No need of iPhone to take pictures

Glide has created the CMRA, which is essentially a smartwatch strap that will enable users to click pictures and selfies and record videos. Glide’s CMRA adds a 2-megapixel selfie camera and 8-megapixel watch-front camera.

Glide CEO Ari Roisman told Recode on Tuesday, “The camera is only valuable when it is out and ready to take a photo or video. Our phones live in our pockets.”

An Apple Watch app launched last year was set up as a companion to the iPhone app; ot notifies users of live Glides, lets them watch videos on their wrists and informs them of missed messages. Now the CMRA frees users of the need of using/carrying an iPhone for clicking pictures and recording videos, notes MacRumors.

“The camera is only valuable when it is out and ready to take a photo or video,” says Roisman. “Our phones live in our pockets.”
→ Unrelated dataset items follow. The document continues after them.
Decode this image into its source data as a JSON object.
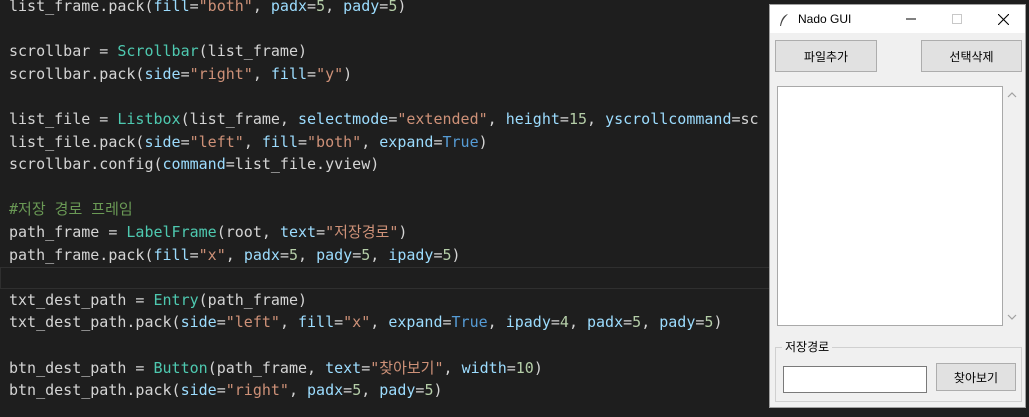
{
  "editor": {
    "lines": [
      [
        [
          "list_frame.pack(",
          "ident"
        ],
        [
          "fill",
          "param"
        ],
        [
          "=",
          "punc"
        ],
        [
          "\"both\"",
          "str"
        ],
        [
          ", ",
          "punc"
        ],
        [
          "padx",
          "param"
        ],
        [
          "=",
          "punc"
        ],
        [
          "5",
          "num"
        ],
        [
          ", ",
          "punc"
        ],
        [
          "pady",
          "param"
        ],
        [
          "=",
          "punc"
        ],
        [
          "5",
          "num"
        ],
        [
          ")",
          "punc"
        ]
      ],
      [],
      [
        [
          "scrollbar = ",
          "ident"
        ],
        [
          "Scrollbar",
          "class"
        ],
        [
          "(list_frame)",
          "ident"
        ]
      ],
      [
        [
          "scrollbar.pack(",
          "ident"
        ],
        [
          "side",
          "param"
        ],
        [
          "=",
          "punc"
        ],
        [
          "\"right\"",
          "str"
        ],
        [
          ", ",
          "punc"
        ],
        [
          "fill",
          "param"
        ],
        [
          "=",
          "punc"
        ],
        [
          "\"y\"",
          "str"
        ],
        [
          ")",
          "punc"
        ]
      ],
      [],
      [
        [
          "list_file = ",
          "ident"
        ],
        [
          "Listbox",
          "class"
        ],
        [
          "(list_frame, ",
          "ident"
        ],
        [
          "selectmode",
          "param"
        ],
        [
          "=",
          "punc"
        ],
        [
          "\"extended\"",
          "str"
        ],
        [
          ", ",
          "punc"
        ],
        [
          "height",
          "param"
        ],
        [
          "=",
          "punc"
        ],
        [
          "15",
          "num"
        ],
        [
          ", ",
          "punc"
        ],
        [
          "yscrollcommand",
          "param"
        ],
        [
          "=sc",
          "punc"
        ]
      ],
      [
        [
          "list_file.pack(",
          "ident"
        ],
        [
          "side",
          "param"
        ],
        [
          "=",
          "punc"
        ],
        [
          "\"left\"",
          "str"
        ],
        [
          ", ",
          "punc"
        ],
        [
          "fill",
          "param"
        ],
        [
          "=",
          "punc"
        ],
        [
          "\"both\"",
          "str"
        ],
        [
          ", ",
          "punc"
        ],
        [
          "expand",
          "param"
        ],
        [
          "=",
          "punc"
        ],
        [
          "True",
          "bool"
        ],
        [
          ")",
          "punc"
        ]
      ],
      [
        [
          "scrollbar.config(",
          "ident"
        ],
        [
          "command",
          "param"
        ],
        [
          "=list_file.yview)",
          "ident"
        ]
      ],
      [],
      [
        [
          "#저장 경로 프레임",
          "comment"
        ]
      ],
      [
        [
          "path_frame = ",
          "ident"
        ],
        [
          "LabelFrame",
          "class"
        ],
        [
          "(root, ",
          "ident"
        ],
        [
          "text",
          "param"
        ],
        [
          "=",
          "punc"
        ],
        [
          "\"저장경로\"",
          "str"
        ],
        [
          ")",
          "punc"
        ]
      ],
      [
        [
          "path_frame.pack(",
          "ident"
        ],
        [
          "fill",
          "param"
        ],
        [
          "=",
          "punc"
        ],
        [
          "\"x\"",
          "str"
        ],
        [
          ", ",
          "punc"
        ],
        [
          "padx",
          "param"
        ],
        [
          "=",
          "punc"
        ],
        [
          "5",
          "num"
        ],
        [
          ", ",
          "punc"
        ],
        [
          "pady",
          "param"
        ],
        [
          "=",
          "punc"
        ],
        [
          "5",
          "num"
        ],
        [
          ", ",
          "punc"
        ],
        [
          "ipady",
          "param"
        ],
        [
          "=",
          "punc"
        ],
        [
          "5",
          "num"
        ],
        [
          ")",
          "punc"
        ]
      ],
      [],
      [
        [
          "txt_dest_path = ",
          "ident"
        ],
        [
          "Entry",
          "class"
        ],
        [
          "(path_frame)",
          "ident"
        ]
      ],
      [
        [
          "txt_dest_path.pack(",
          "ident"
        ],
        [
          "side",
          "param"
        ],
        [
          "=",
          "punc"
        ],
        [
          "\"left\"",
          "str"
        ],
        [
          ", ",
          "punc"
        ],
        [
          "fill",
          "param"
        ],
        [
          "=",
          "punc"
        ],
        [
          "\"x\"",
          "str"
        ],
        [
          ", ",
          "punc"
        ],
        [
          "expand",
          "param"
        ],
        [
          "=",
          "punc"
        ],
        [
          "True",
          "bool"
        ],
        [
          ", ",
          "punc"
        ],
        [
          "ipady",
          "param"
        ],
        [
          "=",
          "punc"
        ],
        [
          "4",
          "num"
        ],
        [
          ", ",
          "punc"
        ],
        [
          "padx",
          "param"
        ],
        [
          "=",
          "punc"
        ],
        [
          "5",
          "num"
        ],
        [
          ", ",
          "punc"
        ],
        [
          "pady",
          "param"
        ],
        [
          "=",
          "punc"
        ],
        [
          "5",
          "num"
        ],
        [
          ")",
          "punc"
        ]
      ],
      [],
      [
        [
          "btn_dest_path = ",
          "ident"
        ],
        [
          "Button",
          "class"
        ],
        [
          "(path_frame, ",
          "ident"
        ],
        [
          "text",
          "param"
        ],
        [
          "=",
          "punc"
        ],
        [
          "\"찾아보기\"",
          "str"
        ],
        [
          ", ",
          "punc"
        ],
        [
          "width",
          "param"
        ],
        [
          "=",
          "punc"
        ],
        [
          "10",
          "num"
        ],
        [
          ")",
          "punc"
        ]
      ],
      [
        [
          "btn_dest_path.pack(",
          "ident"
        ],
        [
          "side",
          "param"
        ],
        [
          "=",
          "punc"
        ],
        [
          "\"right\"",
          "str"
        ],
        [
          ", ",
          "punc"
        ],
        [
          "padx",
          "param"
        ],
        [
          "=",
          "punc"
        ],
        [
          "5",
          "num"
        ],
        [
          ", ",
          "punc"
        ],
        [
          "pady",
          "param"
        ],
        [
          "=",
          "punc"
        ],
        [
          "5",
          "num"
        ],
        [
          ")",
          "punc"
        ]
      ]
    ]
  },
  "window": {
    "title": "Nado GUI",
    "icon": "feather-icon",
    "controls": [
      "minimize-icon",
      "maximize-icon",
      "close-icon"
    ]
  },
  "buttons": {
    "add_files": "파일추가",
    "delete_selected": "선택삭제",
    "browse": "찾아보기"
  },
  "path_frame": {
    "label": "저장경로",
    "entry_value": ""
  },
  "colors": {
    "editor_bg": "#1e1e1e",
    "window_bg": "#f0f0f0",
    "keyword_class": "#4ec9b0",
    "string": "#ce9178",
    "number": "#b5cea8",
    "param": "#9cdcfe",
    "comment": "#6a9955"
  }
}
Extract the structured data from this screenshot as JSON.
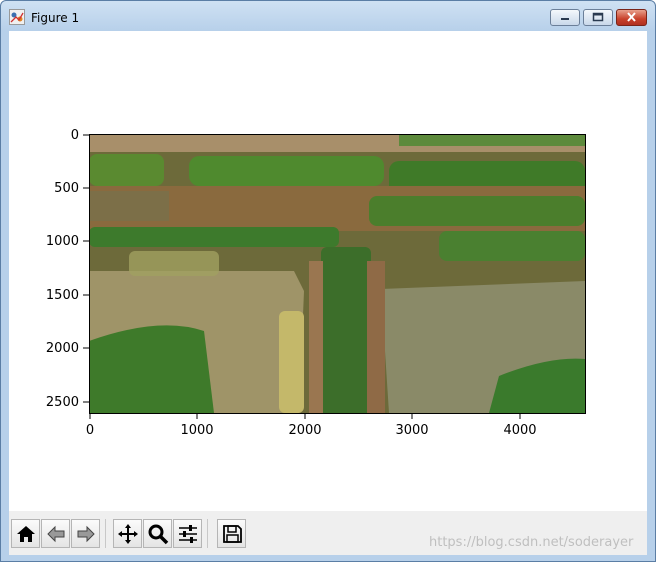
{
  "window": {
    "title": "Figure 1"
  },
  "plot": {
    "x_ticks": [
      "0",
      "1000",
      "2000",
      "3000",
      "4000"
    ],
    "y_ticks": [
      "0",
      "500",
      "1000",
      "1500",
      "2000",
      "2500"
    ],
    "xlim": [
      0,
      4600
    ],
    "ylim": [
      2600,
      0
    ]
  },
  "toolbar": {
    "icons": [
      "home-icon",
      "back-icon",
      "forward-icon",
      "pan-icon",
      "zoom-icon",
      "configure-subplots-icon",
      "save-icon"
    ]
  },
  "watermark": "https://blog.csdn.net/soderayer"
}
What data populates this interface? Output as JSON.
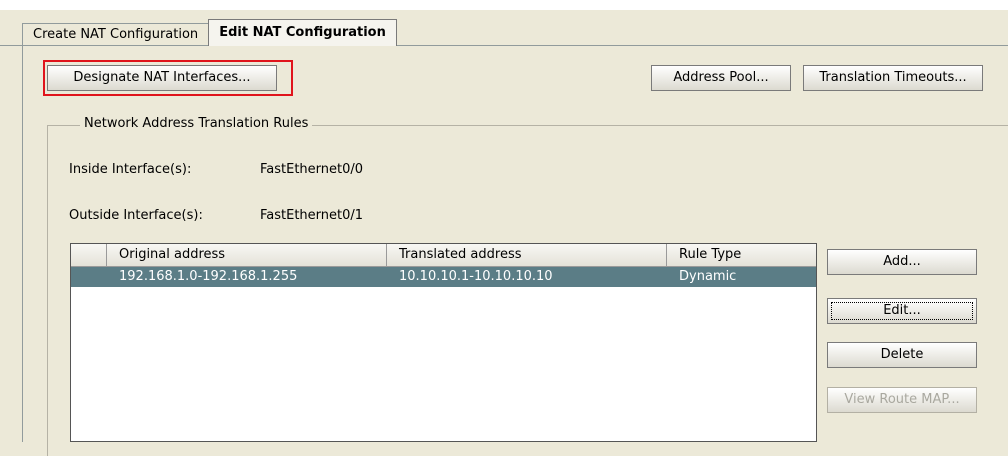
{
  "tabs": [
    {
      "label": "Create NAT Configuration",
      "active": false
    },
    {
      "label": "Edit NAT Configuration",
      "active": true
    }
  ],
  "toolbar": {
    "designate_label": "Designate NAT Interfaces...",
    "address_pool_label": "Address Pool...",
    "translation_timeouts_label": "Translation Timeouts..."
  },
  "rules_group": {
    "title": "Network Address Translation Rules",
    "inside_label": "Inside Interface(s):",
    "inside_value": "FastEthernet0/0",
    "outside_label": "Outside Interface(s):",
    "outside_value": "FastEthernet0/1"
  },
  "table": {
    "columns": [
      "",
      "Original address",
      "Translated address",
      "Rule Type"
    ],
    "rows": [
      {
        "marker": "",
        "original": "192.168.1.0-192.168.1.255",
        "translated": "10.10.10.1-10.10.10.10",
        "type": "Dynamic",
        "selected": true
      }
    ]
  },
  "actions": {
    "add": "Add...",
    "edit": "Edit...",
    "delete": "Delete",
    "view_route_map": "View Route MAP..."
  },
  "colors": {
    "highlight": "#e0141c",
    "selected_row": "#5b7d86"
  }
}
Apple Watch band comes with several features

The Apple Watch will serve as a viewfinder for the CMRA but will work even when the device will be switched off. Just a tap on the button built into the band is needed for capturing crisp images, and for HD videos, users need to long-press it. The hardware will be able to click hundreds of photos or record a 30-minute video on one charge. The hardware has 8GB of built-in storage.

Switching between the two cameras is easy too, with just a double-tap of the sole button housed on the band. Seamless integration of all the pictures and videos taken with the band is done via Apple’s stock Photos app, thus making it easy to share, store and edit those images and videos, notes MacRumors.

Glide’s band includes several features such as pixel optimization, lens correction, tilt-balancing and noise reduction to enable users to get enhanced shots. There is a video conferencing feature as well that uses Glide’s iPhone and Apple Watch chat app for enabling users to talk in real-time and exchange recorded video messages.

Already up for preorder

Roisman said the company has been working on the CMRA for 18 months and has completed the preproduction units with final components. The company will start accepting preorders for the hardware, which will be priced at $249 when it’s launched, beginning Wednesday. However, it will be available for $199 at preorder and $149 in the early bird offer. Glide is taking preorders months in advance, as the CMRA is expected to launch in Spring 2017.

When asked about taking orders so early, Roisman had a pretty standard answer: “It needs to know how many to build, and the best way to do that is to sell them publicly before the first units roll off the manufacturing lines.”